Comment 13 Michael Matz 2023-08-16 13:26:03 UTC
Could this be given some attention please?  AFAICS the last version of the
patch didn't receive further suggestions, so maybe it's good to go?  (Background:
people here are starting to worry about gb18030-2022 conformance, and ideally we
want to include/backport only something that upstream also has)
Comment 14 Carlos O'Donell 2023-08-16 19:20:02 UTC
(In reply to Michael Matz from comment #13)
> Could this be given some attention please?  AFAICS the last version of the
> patch didn't receive further suggestions, so maybe it's good to go? 
> (Background:
> people here are starting to worry about gb18030-2022 conformance, and
> ideally we
> want to include/backport only something that upstream also has)

I agree completely that this needs review.

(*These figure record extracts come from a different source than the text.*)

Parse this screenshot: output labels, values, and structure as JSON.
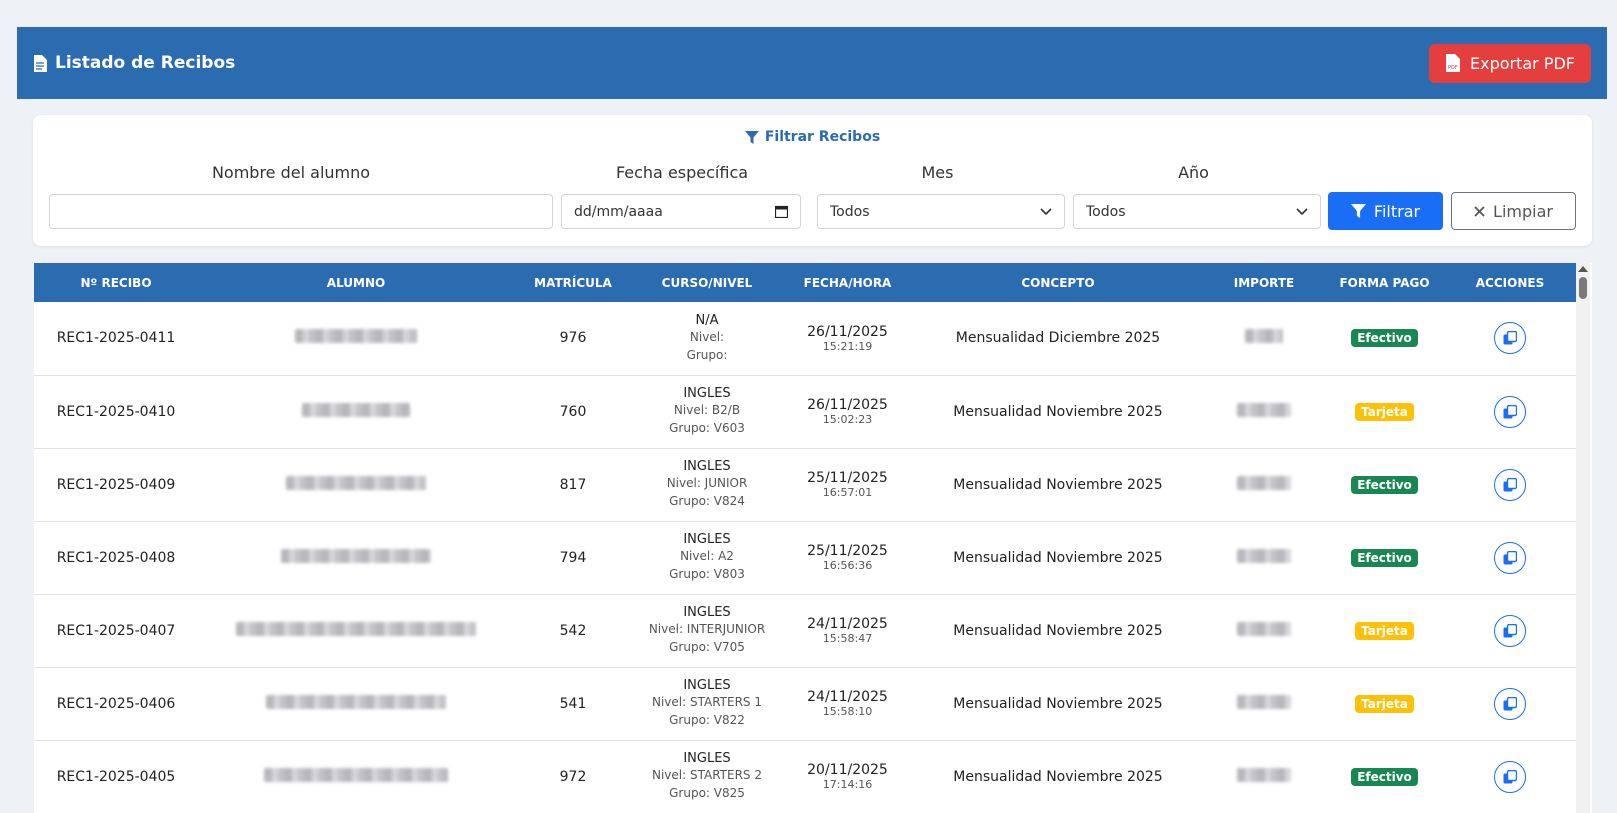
{
  "header": {
    "title": "Listado de Recibos",
    "export_label": "Exportar PDF"
  },
  "filters": {
    "title": "Filtrar Recibos",
    "name_label": "Nombre del alumno",
    "date_label": "Fecha específica",
    "date_placeholder": "dd/mm/aaaa",
    "month_label": "Mes",
    "month_value": "Todos",
    "year_label": "Año",
    "year_value": "Todos",
    "filter_button": "Filtrar",
    "clear_button": "Limpiar"
  },
  "table": {
    "headers": [
      "Nº RECIBO",
      "ALUMNO",
      "MATRÍCULA",
      "CURSO/NIVEL",
      "FECHA/HORA",
      "CONCEPTO",
      "IMPORTE",
      "FORMA PAGO",
      "ACCIONES"
    ],
    "rows": [
      {
        "recibo": "REC1-2025-0411",
        "matricula": "976",
        "curso": "N/A",
        "nivel": "Nivel:",
        "grupo": "Grupo:",
        "fecha": "26/11/2025",
        "hora": "15:21:19",
        "concepto": "Mensualidad Diciembre 2025",
        "forma_pago": "Efectivo"
      },
      {
        "recibo": "REC1-2025-0410",
        "matricula": "760",
        "curso": "INGLES",
        "nivel": "Nivel: B2/B",
        "grupo": "Grupo: V603",
        "fecha": "26/11/2025",
        "hora": "15:02:23",
        "concepto": "Mensualidad Noviembre 2025",
        "forma_pago": "Tarjeta"
      },
      {
        "recibo": "REC1-2025-0409",
        "matricula": "817",
        "curso": "INGLES",
        "nivel": "Nivel: JUNIOR",
        "grupo": "Grupo: V824",
        "fecha": "25/11/2025",
        "hora": "16:57:01",
        "concepto": "Mensualidad Noviembre 2025",
        "forma_pago": "Efectivo"
      },
      {
        "recibo": "REC1-2025-0408",
        "matricula": "794",
        "curso": "INGLES",
        "nivel": "Nivel: A2",
        "grupo": "Grupo: V803",
        "fecha": "25/11/2025",
        "hora": "16:56:36",
        "concepto": "Mensualidad Noviembre 2025",
        "forma_pago": "Efectivo"
      },
      {
        "recibo": "REC1-2025-0407",
        "matricula": "542",
        "curso": "INGLES",
        "nivel": "Nivel: INTERJUNIOR",
        "grupo": "Grupo: V705",
        "fecha": "24/11/2025",
        "hora": "15:58:47",
        "concepto": "Mensualidad Noviembre 2025",
        "forma_pago": "Tarjeta"
      },
      {
        "recibo": "REC1-2025-0406",
        "matricula": "541",
        "curso": "INGLES",
        "nivel": "Nivel: STARTERS 1",
        "grupo": "Grupo: V822",
        "fecha": "24/11/2025",
        "hora": "15:58:10",
        "concepto": "Mensualidad Noviembre 2025",
        "forma_pago": "Tarjeta"
      },
      {
        "recibo": "REC1-2025-0405",
        "matricula": "972",
        "curso": "INGLES",
        "nivel": "Nivel: STARTERS 2",
        "grupo": "Grupo: V825",
        "fecha": "20/11/2025",
        "hora": "17:14:16",
        "concepto": "Mensualidad Noviembre 2025",
        "forma_pago": "Efectivo"
      }
    ]
  },
  "colors": {
    "primary": "#2b6cb0",
    "danger": "#e53e3e",
    "filter_button": "#1a6ef5",
    "efectivo": "#198754",
    "tarjeta": "#ffc107"
  }
}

I reviewed v1, Andreas reviewed v2. The patch is currently at v3, and that version needs review:
https://patchwork.sourceware.org/project/glibc/patch/20230627121549.3431-1-lijianglin2@huawei.com/
Comment 15 Mike FABIAN 2023-08-16 20:22:34 UTC
I tested v3 a while ago (2023-07-26). I think it is good. 


I could compile and install it. I wrote a small python test program to test iconv with and without the patch.

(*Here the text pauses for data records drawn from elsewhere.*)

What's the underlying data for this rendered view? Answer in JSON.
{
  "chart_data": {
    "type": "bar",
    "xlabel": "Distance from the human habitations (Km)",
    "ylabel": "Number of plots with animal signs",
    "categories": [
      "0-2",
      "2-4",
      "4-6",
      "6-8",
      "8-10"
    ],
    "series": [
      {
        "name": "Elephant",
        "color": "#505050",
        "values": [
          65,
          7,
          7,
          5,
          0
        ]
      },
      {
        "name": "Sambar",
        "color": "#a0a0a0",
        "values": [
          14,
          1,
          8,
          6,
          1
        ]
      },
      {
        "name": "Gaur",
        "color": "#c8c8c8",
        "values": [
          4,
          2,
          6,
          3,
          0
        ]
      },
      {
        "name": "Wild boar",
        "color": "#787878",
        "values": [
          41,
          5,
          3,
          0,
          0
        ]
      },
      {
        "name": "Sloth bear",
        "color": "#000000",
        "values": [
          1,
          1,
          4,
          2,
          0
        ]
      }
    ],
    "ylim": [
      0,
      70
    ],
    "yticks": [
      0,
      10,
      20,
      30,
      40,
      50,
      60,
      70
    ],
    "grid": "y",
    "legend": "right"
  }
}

https://mfabian.fedorapeople.org/misc/iconv-test.py

 The patch made all the codepoints mentioned in the tables in

https://www.unicode.org/L2/L2022/22274-disruptive-changes.pdf

work correctly for the 2022 version of the standard.

Without the patch, only the two byte GB18030 code points in the Annex A table work, the 4 byte GB18030 codepoints work only with the patch. 

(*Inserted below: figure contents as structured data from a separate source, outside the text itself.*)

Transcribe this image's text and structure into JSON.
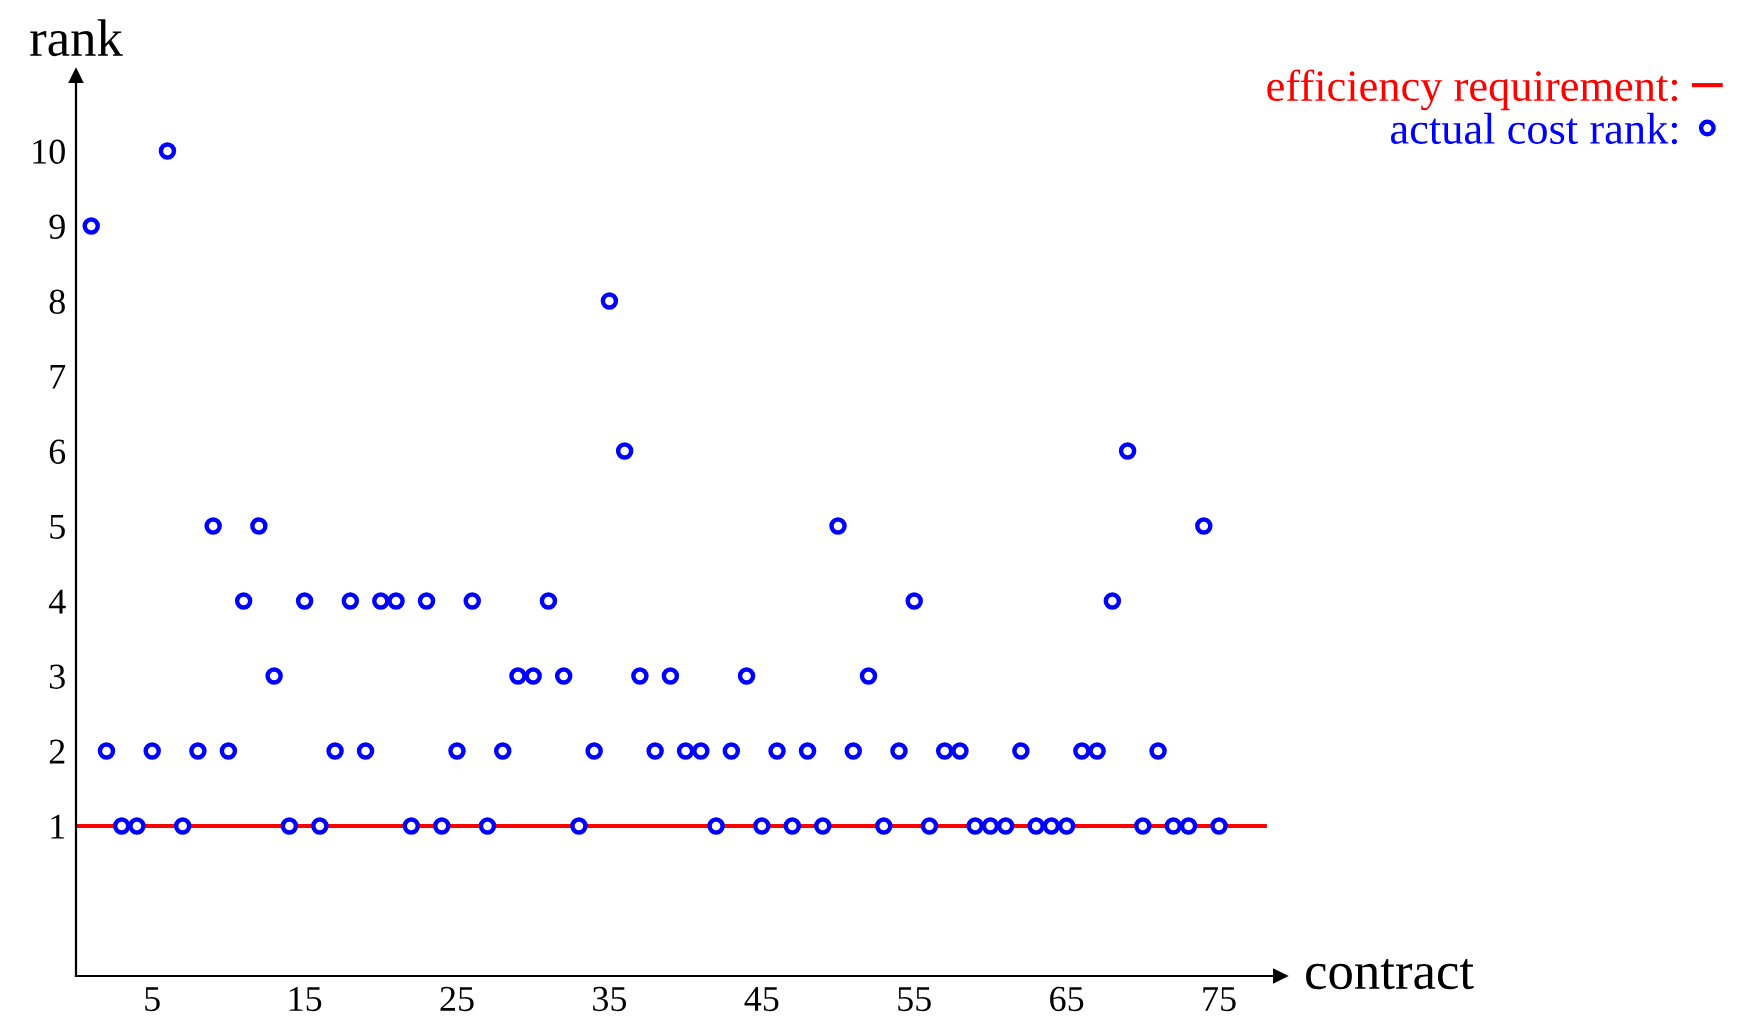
{
  "chart_data": {
    "type": "scatter",
    "xlabel": "contract",
    "ylabel": "rank",
    "xlim": [
      0,
      79
    ],
    "ylim": [
      -1,
      11
    ],
    "xticks": [
      5,
      15,
      25,
      35,
      45,
      55,
      65,
      75
    ],
    "yticks": [
      1,
      2,
      3,
      4,
      5,
      6,
      7,
      8,
      9,
      10
    ],
    "grid": false,
    "legend": "top right",
    "marker": "circle",
    "series": [
      {
        "name": "efficiency requirement:",
        "type": "line",
        "color": "#ff0000",
        "marker": "none",
        "line_style": "solid",
        "x": [
          0,
          78
        ],
        "values": [
          1,
          1
        ]
      },
      {
        "name": "actual cost rank:",
        "color": "#0000ff",
        "x": [
          1,
          2,
          3,
          4,
          5,
          6,
          7,
          8,
          9,
          10,
          11,
          12,
          13,
          14,
          15,
          16,
          17,
          18,
          19,
          20,
          21,
          22,
          23,
          24,
          25,
          26,
          27,
          28,
          29,
          30,
          31,
          32,
          33,
          34,
          35,
          36,
          37,
          38,
          39,
          40,
          41,
          42,
          43,
          44,
          45,
          46,
          47,
          48,
          49,
          50,
          51,
          52,
          53,
          54,
          55,
          56,
          57,
          58,
          59,
          60,
          61,
          62,
          63,
          64,
          65,
          66,
          67,
          68,
          69,
          70,
          71,
          72,
          73,
          74,
          75
        ],
        "values": [
          9,
          2,
          1,
          1,
          2,
          10,
          1,
          2,
          5,
          2,
          4,
          5,
          3,
          1,
          4,
          1,
          2,
          4,
          2,
          4,
          4,
          1,
          4,
          1,
          2,
          4,
          1,
          2,
          3,
          3,
          4,
          3,
          1,
          2,
          8,
          6,
          3,
          2,
          3,
          2,
          2,
          1,
          2,
          3,
          1,
          2,
          1,
          2,
          1,
          5,
          2,
          3,
          1,
          2,
          4,
          1,
          2,
          2,
          1,
          1,
          1,
          2,
          1,
          1,
          1,
          2,
          2,
          4,
          6,
          1,
          2,
          1,
          1,
          5,
          1
        ]
      }
    ]
  }
}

The patch is also needed to make the conversions in the Annex B and Annex C tables work.

By the way, the Annex C table in the above PDF contains a typo in the first column, last row: it should be U+8612, not U+8162.
Comment 16 Carlos O'Donell 2023-08-16 20:28:08 UTC
(In reply to Mike FABIAN from comment #15)
> I tested v3 a while ago (2023-07-26). I think it is good. 
> By the way, the Annex C table in the above PDF contains a typo in the first
> column, last row: it should be U+8612, not U+8162.

Does v3 correct this problem?
Comment 17 liqingqing 2023-08-17 01:55:00 UTC
(In reply to Carlos O'Donell from comment #16)
> (In reply to Mike FABIAN from comment #15)
> > I tested v3 a while ago (2023-07-26). I think it is good. 
> > By the way, the Annex C table in the above PDF contains a typo in the first
> > column, last row: it should be U+8612, not U+8162.
> 
> Does v3 correct this problem?

(In reply to Mike FABIAN from comment #15)
> I tested v3 a while ago (2023-07-26). I think it is good. 
> 
> 
> I could compile and install it. I wrote a small python test program to test
> iconv with and without the patch.
> 
> https://mfabian.fedorapeople.org/misc/iconv-test.py
> 
>  The patch made all the codepoints mentioned in the tables in
> 
> https://www.unicode.org/L2/L2022/22274-disruptive-changes.pdf
> 
> work correctly for the 2022 version of the standard.
> 
> Without the patch, only the two byte GB18030 code points in the Annex A
> table work, the 4 byte GB18030 codepoints work only with the patch. 
> 
> The patch is also needed to make the conversions in the Annex B and Annex C
> tables work.
> 
> By the way, the Annex C table in the above PDF contains a typo in the first
> column, last row: it should be U+8612, not U+8162.

yes, you are right, I checked the GB18030-2022 standard,
http://c.gb688.cn/bzgk/gb/showGb?type=online&hcno=A1931A578FE14957104988029B0833D3

page67 list the below code point: 
unicode code point U+8612 <--> GB18030 code point: CC55

so, the above PDF is  wrong, it should be U+8612
Comment 18 Mike FABIAN 2023-08-17 10:25:38 UTC
(In reply to Carlos O'Donell from comment #16)
> (In reply to Mike FABIAN from comment #15)
> > I tested v3 a while ago (2023-07-26). I think it is good. 
> > By the way, the Annex C table in the above PDF contains a typo in the first
> > column, last row: it should be U+8612, not U+8162.
> 
> Does v3 correct this problem?

Yes, v3 is correct.
Comment 19 Mike FABIAN 2023-08-29 17:04:24 UTC
Patch v3 pushed to git master.
Comment 20 Carlos O'Donell 2023-08-29 17:31:13 UTC
(In reply to Mike FABIAN from comment #19)
> Patch v3 pushed to git master.

Thank you!

I set Target Milestone to 2.39 so it shows up in the 2.39 NEWS bug list.